Mantan presiden dan Presiden Yudhoyono hanya bertemu dan tampak akrab di foto yang dipajang memanjang di sepanjang koridor menuju Istana Merdeka. Foto mereka dipasang dengan senyum dan tawa.
Di ruang kerja Presiden Yudhoyono di Kantor Presiden, foto mereka dipasang bersandingan mengenakan pakaian kebesaran dengan semua tanda jasa. "Alangkah indahnya jika semua pemimpin bersatu," ujar Presiden Yudhoyono.
Dari semua mantan presiden atau keluarganya, hingga tahun keempat pemerintahan Presiden Yudhoyono, hanya mantan Presiden Megawati Soekarnoputri dan keluarganya yang tidak pernah datang memperingati detik-detik proklamasi kemerdekaan.

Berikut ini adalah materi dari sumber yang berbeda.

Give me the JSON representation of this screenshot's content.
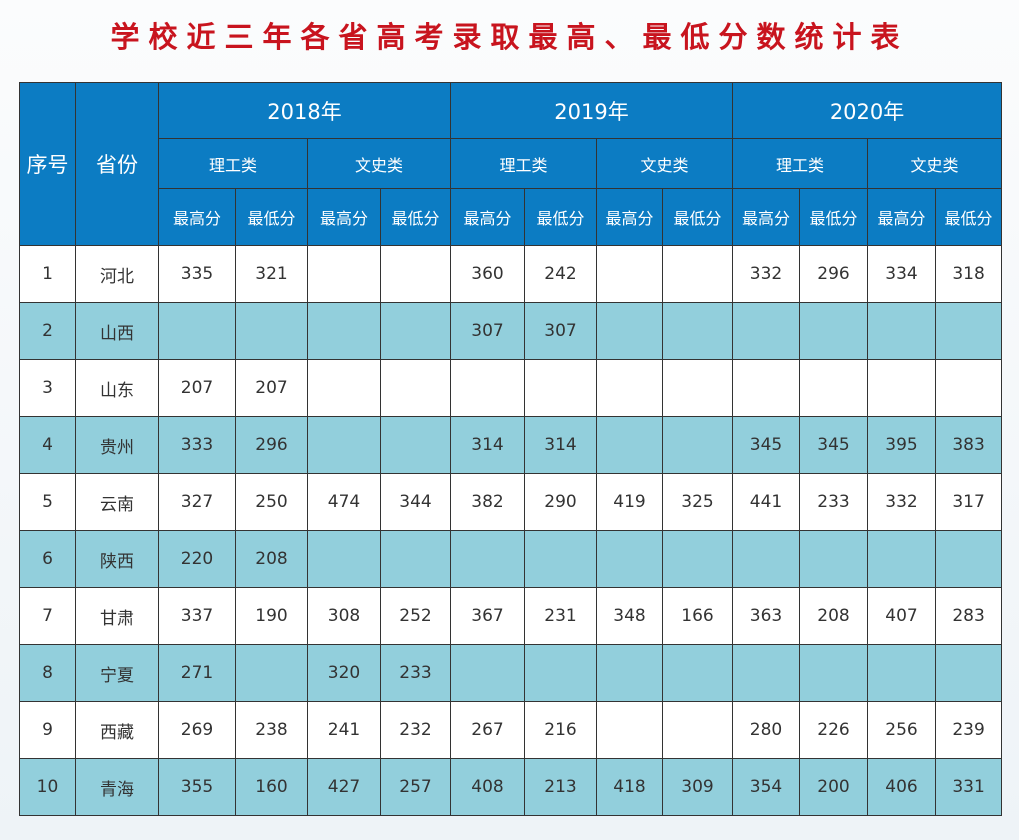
{
  "title": "学校近三年各省高考录取最高、最低分数统计表",
  "colors": {
    "header": "#0c7cc3",
    "alt_row": "#92cfdc",
    "title": "#c8141e"
  },
  "headers": {
    "index": "序号",
    "province": "省份",
    "years": [
      "2018年",
      "2019年",
      "2020年"
    ],
    "categories": [
      "理工类",
      "文史类",
      "理工类",
      "文史类",
      "理工类",
      "文史类"
    ],
    "scores": [
      "最高分",
      "最低分",
      "最高分",
      "最低分",
      "最高分",
      "最低分",
      "最高分",
      "最低分",
      "最高分",
      "最低分",
      "最高分",
      "最低分"
    ]
  },
  "rows": [
    {
      "index": "1",
      "province": "河北",
      "values": [
        "335",
        "321",
        "",
        "",
        "360",
        "242",
        "",
        "",
        "332",
        "296",
        "334",
        "318"
      ]
    },
    {
      "index": "2",
      "province": "山西",
      "values": [
        "",
        "",
        "",
        "",
        "307",
        "307",
        "",
        "",
        "",
        "",
        "",
        ""
      ]
    },
    {
      "index": "3",
      "province": "山东",
      "values": [
        "207",
        "207",
        "",
        "",
        "",
        "",
        "",
        "",
        "",
        "",
        "",
        ""
      ]
    },
    {
      "index": "4",
      "province": "贵州",
      "values": [
        "333",
        "296",
        "",
        "",
        "314",
        "314",
        "",
        "",
        "345",
        "345",
        "395",
        "383"
      ]
    },
    {
      "index": "5",
      "province": "云南",
      "values": [
        "327",
        "250",
        "474",
        "344",
        "382",
        "290",
        "419",
        "325",
        "441",
        "233",
        "332",
        "317"
      ]
    },
    {
      "index": "6",
      "province": "陕西",
      "values": [
        "220",
        "208",
        "",
        "",
        "",
        "",
        "",
        "",
        "",
        "",
        "",
        ""
      ]
    },
    {
      "index": "7",
      "province": "甘肃",
      "values": [
        "337",
        "190",
        "308",
        "252",
        "367",
        "231",
        "348",
        "166",
        "363",
        "208",
        "407",
        "283"
      ]
    },
    {
      "index": "8",
      "province": "宁夏",
      "values": [
        "271",
        "",
        "320",
        "233",
        "",
        "",
        "",
        "",
        "",
        "",
        "",
        ""
      ]
    },
    {
      "index": "9",
      "province": "西藏",
      "values": [
        "269",
        "238",
        "241",
        "232",
        "267",
        "216",
        "",
        "",
        "280",
        "226",
        "256",
        "239"
      ]
    },
    {
      "index": "10",
      "province": "青海",
      "values": [
        "355",
        "160",
        "427",
        "257",
        "408",
        "213",
        "418",
        "309",
        "354",
        "200",
        "406",
        "331"
      ]
    }
  ]
}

Keluarga mantan Presiden Soekarno rutin datang. Keluarga mantan Presiden Soeharto datang tahun 2007. Keluarga mantan Presiden BJ Habibie rutin datang, Mantan Presiden KH Abdurrahman Wahid dan keluarganya datang tahun 2006 dan 2008.

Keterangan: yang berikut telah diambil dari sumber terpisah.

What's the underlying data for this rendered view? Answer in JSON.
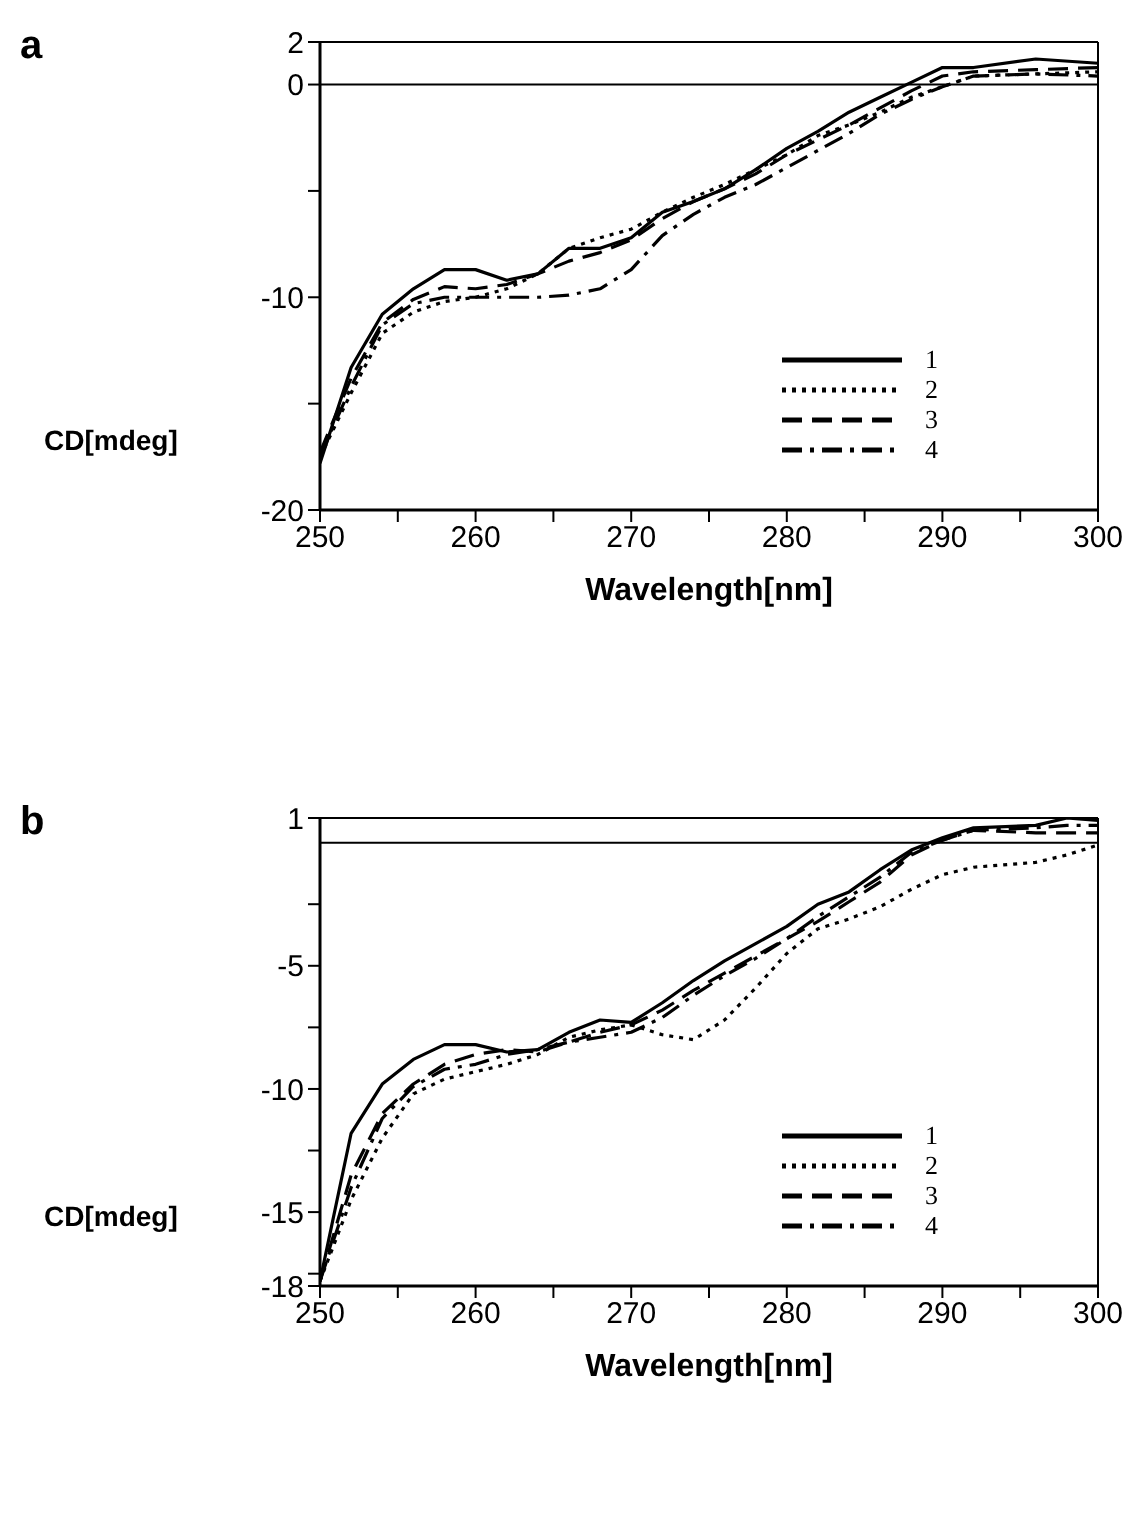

Abdurrahman datang bersama Ny Shinta Nuriah yang sama-sama menggunakan kursi roda. Sedan putih bernomor polisi B 1277 HF mengantar keduanya hingga tangga sisi timur Istana Merdeka. Saat datang dan pulang, Abdurrahman dikerumuni para pengagumnya yang hendak mencium tangannya atau sekadar mengambil gambar.
"Ini adalah hari kemerdekaan kita. Kita harus membedakan urusan negara dan urusan pribadi," ujarnya sebelum masuk sedan saat ditanya alasannya datang.
Alasan kedatangan Abdurrahman yang secara politik kerap berseberangan dengan Presiden Yudhoyono ini menyejukkan. Namun, Abdurrahman juga tidak menyalahkan mantan presiden atau anggota keluarganya yang tidak datang. Abdurrahman memahami kesibukan masing-masing orang.
Di tengah perayaan kemerdekaan, selain Abdurrahman ada juga tamu istimewa lainnya. Tamu istimewa itu antara lain adalah Nada Lutfiyyah dari Banda Aceh dan Maggie Hamilton dari Michigan, Amerika Serikat. Dua anak putri berusia 11 tahun yang berinteraksi karena tsunami dipertemukan secara fisik di Istana Merdeka.
Nada yang kehilangan ibu, ayah, dan sejumlah besar keluarganya karena tsunami didampingi kakak dan pamannya. Maggie didampingi kedua orang tuanya. Keduanya datang memenuhi undangan Presiden Yudhoyono yang menjadi kurir surat interaksi keduanya.
Sejumlah tamu istimewa memang tidak datang meskipun setiap tahun diundang. Namun, semangat Presiden Yudhoyono tidak berkurang. Terlebih di HUT kemerdekaan RI ke-63, tamu istemewa telah dianugerahkan. Cucu pertama perempuan anak pasangan Agus Harimurti Yudhoyono dan Anisa Pohan telah dilahirkan di Rumah Sakit Pondok Indah, Jakarta.
"Kami sangat bersyukur karena apa yang kami terima lebih meningkatkan semangat kami sekeluarga untuk melanjutkan tugas di negeri ini sampai masa akhir bakti saya, insya Allah tahun depan," ujarnya.